Outflows of capital in the first four months of this year amounted to $46.5 billion, more than half of last year's total capital flight, and some analysts have blamed a slowdown in the pace of the privatization process for this.
Last year in August, when current Prime Minister Dmitry Medvedev was president, the government published a plan extending the list of companies slated for selloff.
Crown jewel Sberbank , Russia's largest bank by assets, was on that list as well as VTB bank , Novorossiysk Merchant Sea Port, Sovcomflot shipping company, Sheremetyevo and Vnukovo airports.
The plan also stated that the government intended to fully privatize state oil major Rosneft , Rushydro hydropower giant, oil firm Zarubezhneft, electricity trader Inter RAO UES, diamond miner Alrosa, Russian Agricultural Bank and flag carrier Aeroflot .
State stakes in United Shipbuilding Corporation and United Aircraft Corporation were to be reduced by half and the government's participation in Federal Grid Company, oil pipeline monopoly Transneft, Russian Railways and Uralvagonzavod machine-building company was to be cut to 75 percent by 2016 according to the plan.
However, Vladimir Putin became president of Russia again in March and in May a Kremlin decree sent Russian stocks and the ruble plunging, as it effectively canceled privatization plans for power grids FSK and MRSK, as well as hydroelectric company Rushydro, after it declared them strategic companies in which majority stakes must stay in state hands.
Stanislav Voskresensky, Russian Deputy Minister of Economic Development, told CNBC that the u-turn on the privatization of energy companies did not mean the whole program was dead.
"We are on the right track on privatization," Voskresensky said, noting that last year the government sold a 75 percent stake in rail freight operator First Freight for more than $4 billion, one of the largest privatization deals in the infrastructure sector.
"There are a lot of companies to be privatized. Airports, sea ports, etc. – they can be much more attractive to investors than the energy markets," he added, pointing out that the government hired foreign and Russian consultants and investment bankers to make the process more transparent.
Analysts and investors in the country say that even though the pace of the privatization process has slowed, the long-term prospects for Russia were still good.
People who have invested in the country for many years "are able to reap significant benefits for being in Russia," Dmitri Zaitsev, senior partner, Roland Berger Strategy Consultants, told CNBC, adding that it was "just a matter of time" for the country's problems to be solved.
Analysts have said that privatizing state assets will help diminish hurdles such as corruption or too much red tape and that the government should focus on these kind of benefits first, before thinking about the price at which it sells.
On the other hand analysts say that Russian asset prices are ultimately dependent on conditions on the international markets, where investors are spooked by the continuing crisis in the euro zone.
"It's not so much what Russia needs to do; we need to get over this risk-off phase in the markets," Stephen Jennings, CEO at Renaissance Group said.

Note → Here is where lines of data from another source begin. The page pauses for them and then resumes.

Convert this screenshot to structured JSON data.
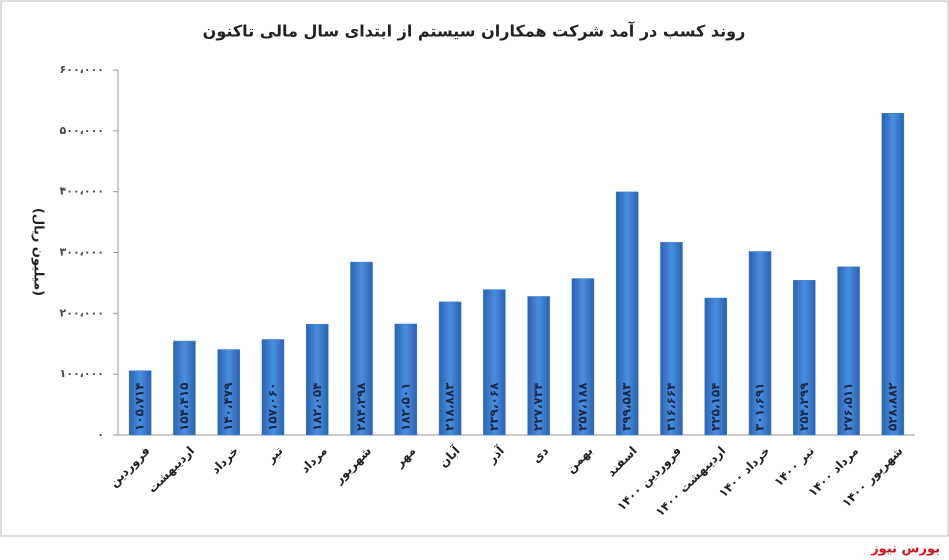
{
  "chart_data": {
    "type": "bar",
    "title": "روند کسب در آمد شرکت همکاران سیستم از ابتدای سال مالی تاکنون",
    "y_label": "(میلیون ریال)",
    "source": "بورس نیوز",
    "categories": [
      "فروردین",
      "اردیبهشت",
      "خرداد",
      "تیر",
      "مرداد",
      "شهریور",
      "مهر",
      "آبان",
      "آذر",
      "دی",
      "بهمن",
      "اسفند",
      "فروردین ۱۴۰۰",
      "اردیبهشت ۱۴۰۰",
      "خرداد ۱۴۰۰",
      "تیر ۱۴۰۰",
      "مرداد ۱۴۰۰",
      "شهریور ۱۴۰۰"
    ],
    "values": [
      105714,
      154415,
      140479,
      157060,
      182054,
      284298,
      182501,
      218883,
      239068,
      227734,
      257188,
      399583,
      316664,
      225154,
      301691,
      254299,
      276511,
      528882
    ],
    "value_labels": [
      "۱۰۵،۷۱۴",
      "۱۵۴،۴۱۵",
      "۱۴۰،۴۷۹",
      "۱۵۷،۰۶۰",
      "۱۸۲،۰۵۴",
      "۲۸۴،۲۹۸",
      "۱۸۲،۵۰۱",
      "۲۱۸،۸۸۳",
      "۲۳۹،۰۶۸",
      "۲۲۷،۷۳۴",
      "۲۵۷،۱۸۸",
      "۳۹۹،۵۸۳",
      "۳۱۶،۶۶۴",
      "۲۲۵،۱۵۴",
      "۳۰۱،۶۹۱",
      "۲۵۴،۲۹۹",
      "۲۷۶،۵۱۱",
      "۵۲۸،۸۸۲"
    ],
    "color": "#3b7dd0",
    "ylim": [
      0,
      600000
    ],
    "yticks": [
      {
        "value": 0,
        "label": "۰"
      },
      {
        "value": 100000,
        "label": "۱۰۰،۰۰۰"
      },
      {
        "value": 200000,
        "label": "۲۰۰،۰۰۰"
      },
      {
        "value": 300000,
        "label": "۳۰۰،۰۰۰"
      },
      {
        "value": 400000,
        "label": "۴۰۰،۰۰۰"
      },
      {
        "value": 500000,
        "label": "۵۰۰،۰۰۰"
      },
      {
        "value": 600000,
        "label": "۶۰۰،۰۰۰"
      }
    ],
    "grid": false
  }
}
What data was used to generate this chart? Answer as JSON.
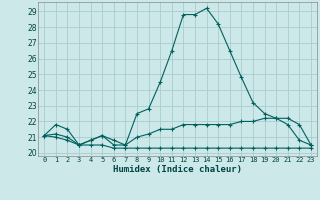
{
  "title": "",
  "xlabel": "Humidex (Indice chaleur)",
  "bg_color": "#cce8e8",
  "grid_color": "#aacccc",
  "line_color": "#006060",
  "xlim": [
    -0.5,
    23.5
  ],
  "ylim": [
    19.8,
    29.6
  ],
  "yticks": [
    20,
    21,
    22,
    23,
    24,
    25,
    26,
    27,
    28,
    29
  ],
  "xticks": [
    0,
    1,
    2,
    3,
    4,
    5,
    6,
    7,
    8,
    9,
    10,
    11,
    12,
    13,
    14,
    15,
    16,
    17,
    18,
    19,
    20,
    21,
    22,
    23
  ],
  "series": [
    [
      21.1,
      21.8,
      21.5,
      20.5,
      20.8,
      21.1,
      20.8,
      20.5,
      22.5,
      22.8,
      24.5,
      26.5,
      28.8,
      28.8,
      29.2,
      28.2,
      26.5,
      24.8,
      23.2,
      22.5,
      22.2,
      21.8,
      20.8,
      20.5
    ],
    [
      21.1,
      21.2,
      21.0,
      20.5,
      20.8,
      21.1,
      20.5,
      20.5,
      21.0,
      21.2,
      21.5,
      21.5,
      21.8,
      21.8,
      21.8,
      21.8,
      21.8,
      22.0,
      22.0,
      22.2,
      22.2,
      22.2,
      21.8,
      20.5
    ],
    [
      21.1,
      21.0,
      20.8,
      20.5,
      20.5,
      20.5,
      20.3,
      20.3,
      20.3,
      20.3,
      20.3,
      20.3,
      20.3,
      20.3,
      20.3,
      20.3,
      20.3,
      20.3,
      20.3,
      20.3,
      20.3,
      20.3,
      20.3,
      20.3
    ]
  ]
}
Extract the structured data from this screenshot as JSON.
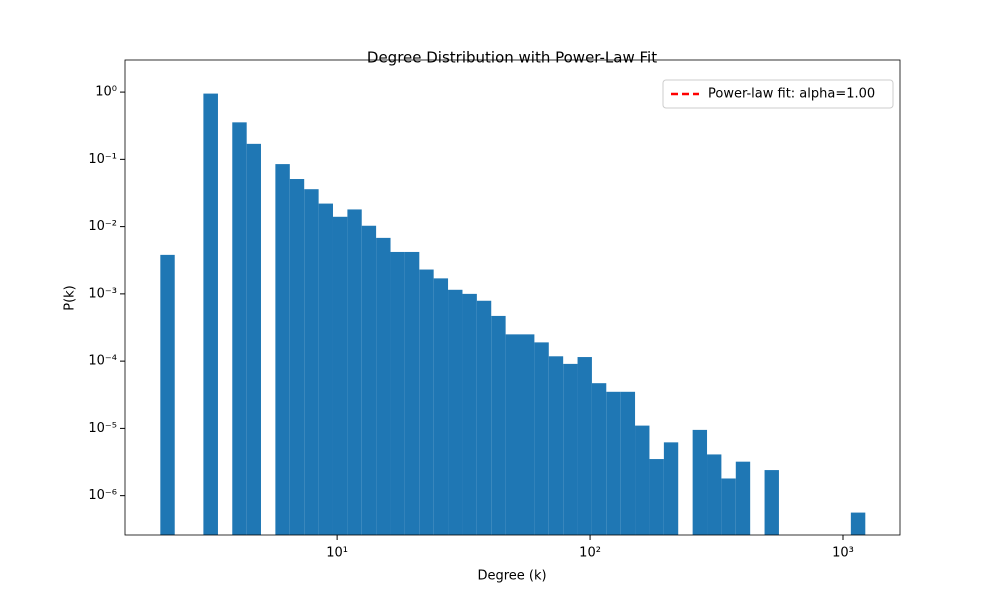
{
  "chart_data": {
    "type": "histogram",
    "title": "Degree Distribution with Power-Law Fit",
    "xlabel": "Degree (k)",
    "ylabel": "P(k)",
    "bins": [
      2.0,
      2.28,
      2.6,
      2.96,
      3.38,
      3.85,
      4.39,
      5.0,
      5.7,
      6.5,
      7.41,
      8.45,
      9.63,
      10.98,
      12.51,
      14.26,
      16.26,
      18.53,
      21.13,
      24.08,
      27.45,
      31.3,
      35.68,
      40.67,
      46.36,
      52.84,
      60.24,
      68.67,
      78.28,
      89.23,
      101.7,
      115.9,
      132.2,
      150.6,
      171.7,
      195.8,
      223.1,
      254.4,
      290.0,
      330.5,
      376.8,
      429.5,
      489.6,
      558.1,
      636.2,
      725.2,
      826.7,
      942.4,
      1074,
      1225
    ],
    "values": [
      0.0038,
      0,
      0,
      0.95,
      0,
      0.355,
      0.17,
      0,
      0.085,
      0.051,
      0.036,
      0.022,
      0.014,
      0.018,
      0.0103,
      0.0068,
      0.0042,
      0.0042,
      0.0023,
      0.0017,
      0.00115,
      0.001,
      0.00079,
      0.00047,
      0.00025,
      0.00025,
      0.00019,
      0.000118,
      9.1e-05,
      0.000115,
      4.7e-05,
      3.5e-05,
      3.5e-05,
      1.1e-05,
      3.5e-06,
      6.2e-06,
      0,
      9.5e-06,
      4.1e-06,
      1.8e-06,
      3.2e-06,
      0,
      2.4e-06,
      0,
      0,
      0,
      0,
      0,
      5.6e-07
    ],
    "color": "#1f77b4",
    "xscale": "log",
    "yscale": "log",
    "xlim": [
      1.45,
      1680
    ],
    "ylim": [
      2.6e-07,
      3.0
    ],
    "xticks": [
      {
        "value": 10,
        "label": "10¹"
      },
      {
        "value": 100,
        "label": "10²"
      },
      {
        "value": 1000,
        "label": "10³"
      }
    ],
    "yticks": [
      {
        "value": 1e-06,
        "label": "10⁻⁶"
      },
      {
        "value": 1e-05,
        "label": "10⁻⁵"
      },
      {
        "value": 0.0001,
        "label": "10⁻⁴"
      },
      {
        "value": 0.001,
        "label": "10⁻³"
      },
      {
        "value": 0.01,
        "label": "10⁻²"
      },
      {
        "value": 0.1,
        "label": "10⁻¹"
      },
      {
        "value": 1,
        "label": "10⁰"
      }
    ],
    "series": [
      {
        "name": "Power-law fit: alpha=1.00",
        "color": "#ff0000"
      }
    ],
    "legend": "upper right"
  }
}
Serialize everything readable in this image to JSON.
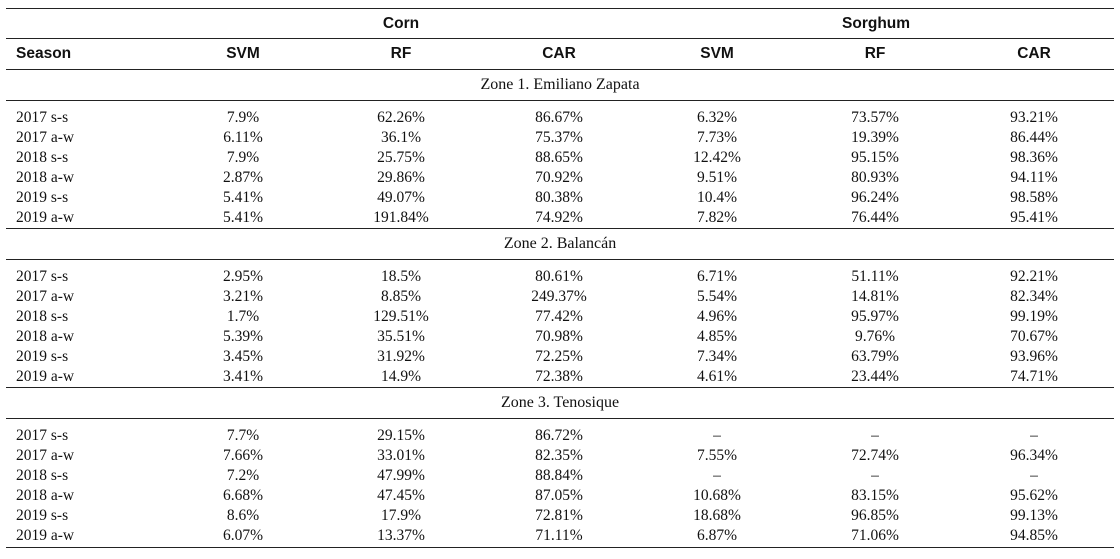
{
  "table": {
    "group_headers": [
      "Corn",
      "Sorghum"
    ],
    "column_headers": [
      "Season",
      "SVM",
      "RF",
      "CAR",
      "SVM",
      "RF",
      "CAR"
    ],
    "zones": [
      {
        "title": "Zone 1. Emiliano Zapata",
        "rows": [
          [
            "2017 s-s",
            "7.9%",
            "62.26%",
            "86.67%",
            "6.32%",
            "73.57%",
            "93.21%"
          ],
          [
            "2017 a-w",
            "6.11%",
            "36.1%",
            "75.37%",
            "7.73%",
            "19.39%",
            "86.44%"
          ],
          [
            "2018 s-s",
            "7.9%",
            "25.75%",
            "88.65%",
            "12.42%",
            "95.15%",
            "98.36%"
          ],
          [
            "2018 a-w",
            "2.87%",
            "29.86%",
            "70.92%",
            "9.51%",
            "80.93%",
            "94.11%"
          ],
          [
            "2019 s-s",
            "5.41%",
            "49.07%",
            "80.38%",
            "10.4%",
            "96.24%",
            "98.58%"
          ],
          [
            "2019 a-w",
            "5.41%",
            "191.84%",
            "74.92%",
            "7.82%",
            "76.44%",
            "95.41%"
          ]
        ]
      },
      {
        "title": "Zone 2. Balancán",
        "rows": [
          [
            "2017 s-s",
            "2.95%",
            "18.5%",
            "80.61%",
            "6.71%",
            "51.11%",
            "92.21%"
          ],
          [
            "2017 a-w",
            "3.21%",
            "8.85%",
            "249.37%",
            "5.54%",
            "14.81%",
            "82.34%"
          ],
          [
            "2018 s-s",
            "1.7%",
            "129.51%",
            "77.42%",
            "4.96%",
            "95.97%",
            "99.19%"
          ],
          [
            "2018 a-w",
            "5.39%",
            "35.51%",
            "70.98%",
            "4.85%",
            "9.76%",
            "70.67%"
          ],
          [
            "2019 s-s",
            "3.45%",
            "31.92%",
            "72.25%",
            "7.34%",
            "63.79%",
            "93.96%"
          ],
          [
            "2019 a-w",
            "3.41%",
            "14.9%",
            "72.38%",
            "4.61%",
            "23.44%",
            "74.71%"
          ]
        ]
      },
      {
        "title": "Zone 3. Tenosique",
        "rows": [
          [
            "2017 s-s",
            "7.7%",
            "29.15%",
            "86.72%",
            "–",
            "–",
            "–"
          ],
          [
            "2017 a-w",
            "7.66%",
            "33.01%",
            "82.35%",
            "7.55%",
            "72.74%",
            "96.34%"
          ],
          [
            "2018 s-s",
            "7.2%",
            "47.99%",
            "88.84%",
            "–",
            "–",
            "–"
          ],
          [
            "2018 a-w",
            "6.68%",
            "47.45%",
            "87.05%",
            "10.68%",
            "83.15%",
            "95.62%"
          ],
          [
            "2019 s-s",
            "8.6%",
            "17.9%",
            "72.81%",
            "18.68%",
            "96.85%",
            "99.13%"
          ],
          [
            "2019 a-w",
            "6.07%",
            "13.37%",
            "71.11%",
            "6.87%",
            "71.06%",
            "94.85%"
          ]
        ]
      }
    ]
  }
}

"Over the last 10 years this is the strongest performing big market in the world. Ironically it's still the cheapest market in the world [looking at price/earnings ratios]. I think for financial investors who are prepared to be objective and take a medium-term view it's a very good opportunity," Jennings added.
Investors were disappointed that world leaders at the G20 meeting earlier this week did not come up with a solution to the euro zone debt crisis. But Voskresensky, who attended the meeting, said it provided strong hopes that the issue will be sorted soon.
"Europe looks like it's on the right track. They promised they will come up with measures during their summit which will take place next week," he said.
Despite worries over the sharp capital outflows, the situation is very different from the one in 2008, when there was "a lot of foreign money in Russia," Clemens Grafe, chief economist at Goldman Sachs in Russia, said.
Russia is trying to reduce its dependence on oil exports for revenues to the budget and Grafe said that if oil prices continue to fall, the country's economy will slow down and the ruble will weaken but "that's what the economy will need in that situation."
However, Goldman Sachs believes that eventually a solution to the euro zone crisis will be found and the global economy will "be fine."
"If that's true the oil price will probably reverse course at some point later this year. And then you will need the government to tighten," Grafe said.
With nominal wage grown at 15 percent, there are risks of overheating even though currently inflation has fallen to its lowest in about 20 years.
"Russia cannot grow at those rates, these numbers will have to come down," Grafe said.